Invitation to View: The Earth Welcomes Us All: Acrylic Paintings
Artist Statement
The paintings submitted here are part of a larger collection of over fifty abstract paintings titled “Invitation to View: The Earth Welcomes Us All.” The vision behind this collection is inspired by the language of art galleries, museums, historic homes, and cultural attractions that “invite” the public to experience rare and spectacular items, structures, or historic monuments in ways that create a deep and lasting impression. Here, the earth itself is welcoming viewers to an encounter with her natural beauty and the intricacies of her environment, as if landscape and organisms are “in a museum or gallery.” Humans have abused and manipulated our natural world to such as extent that we must consider the consequences of the damage. If we continue to pollute our oceans, how long will it be before sea creatures no longer exist? If we continue to rob the earth of her minerals and resources, how long will it be before the scars on the land cannot be healed? The earth is the curator of imagination, the creator of artistry. In this collection, the personification of the earth waves us all in. Come and see. Come and see the glory of color, shape, form, line, juxtaposition, interpretation. Come and see what’s been designed for us all, before it’s indeed only a replica in a museum.
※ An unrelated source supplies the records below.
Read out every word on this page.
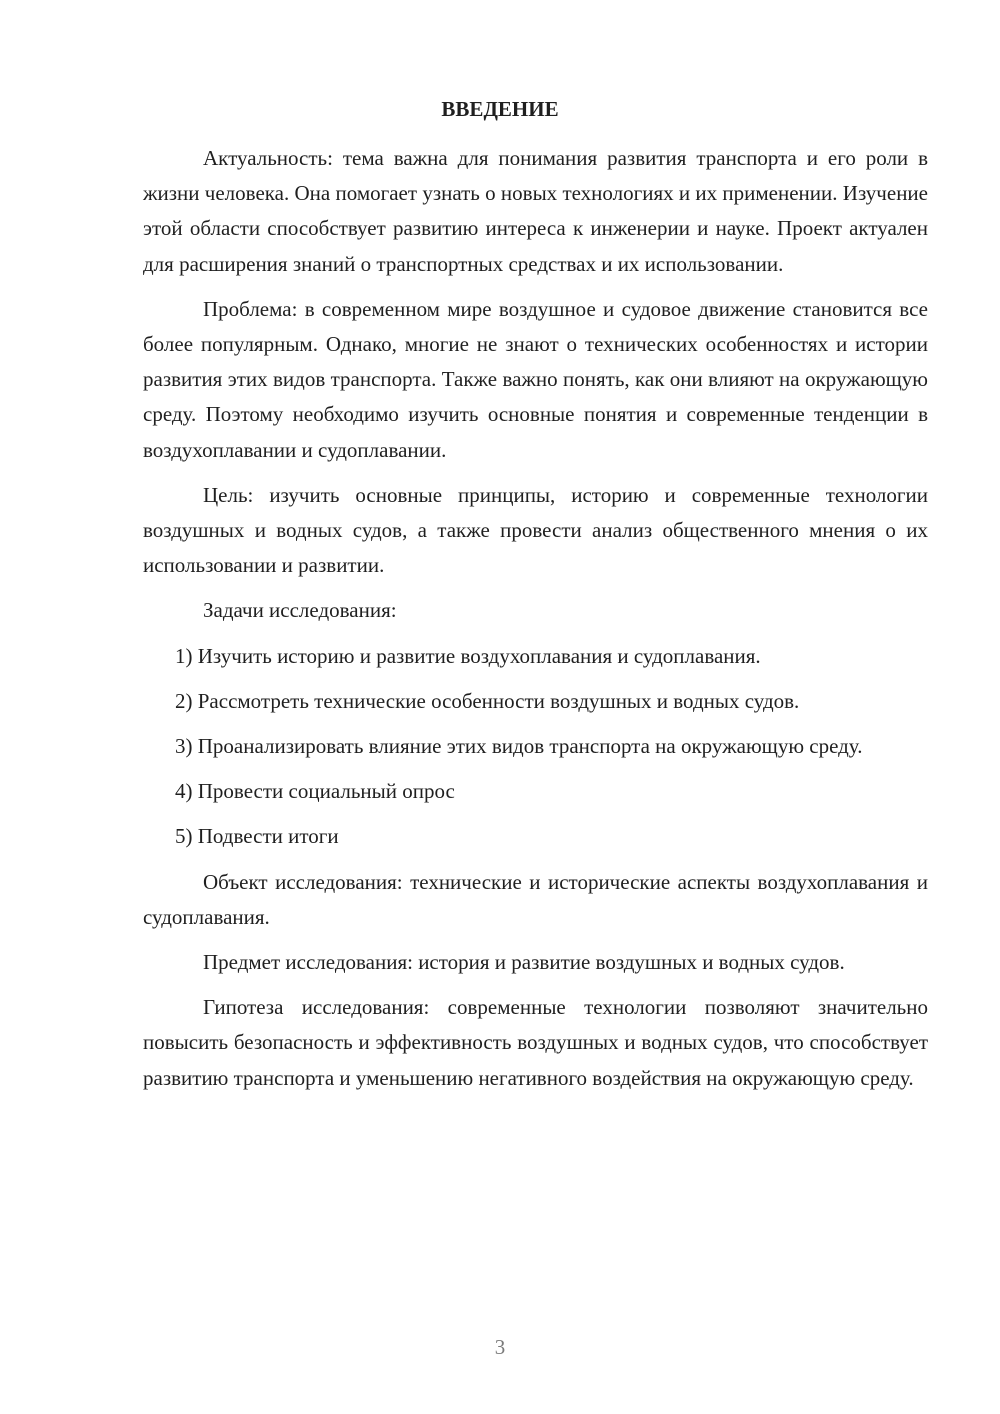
ВВЕДЕНИЕ

Актуальность: тема важна для понимания развития транспорта и его роли в жизни человека. Она помогает узнать о новых технологиях и их применении. Изучение этой области способствует развитию интереса к инженерии и науке. Проект актуален для расширения знаний о транспортных средствах и их использовании.

Проблема: в современном мире воздушное и судовое движение становится все более популярным. Однако, многие не знают о технических особенностях и истории развития этих видов транспорта. Также важно понять, как они влияют на окружающую среду. Поэтому необходимо изучить основные понятия и современные тенденции в воздухоплавании и судоплавании.

Цель: изучить основные принципы, историю и современные технологии воздушных и водных судов, а также провести анализ общественного мнения о их использовании и развитии.

Задачи исследования:

1) Изучить историю и развитие воздухоплавания и судоплавания.

2) Рассмотреть технические особенности воздушных и водных судов.

3) Проанализировать влияние этих видов транспорта на окружающую среду.

4) Провести социальный опрос

5) Подвести итоги

Объект исследования: технические и исторические аспекты воздухоплавания и судоплавания.

Предмет исследования: история и развитие воздушных и водных судов.

Гипотеза исследования: современные технологии позволяют значительно повысить безопасность и эффективность воздушных и водных судов, что способствует развитию транспорта и уменьшению негативного воздействия на окружающую среду.

3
The paintings are created using the technique of acrylic pour. Acrylic paint is mixed with various substrates and silicone oil and “poured” across the surface, then stimulated with heat and allowed to settle. This creates unique abstract designs containing “cells” and “striations,” which the artist interprets as landscape and specific natural elements. The technique is loose and free. The artist controls the colors chosen, but the design becomes what it will become within the constraints of the mathematical balance of substrates and the scientific properties that act upon them. In this way, the designs are grounded, yet free to become individualistic, just as the images they represent.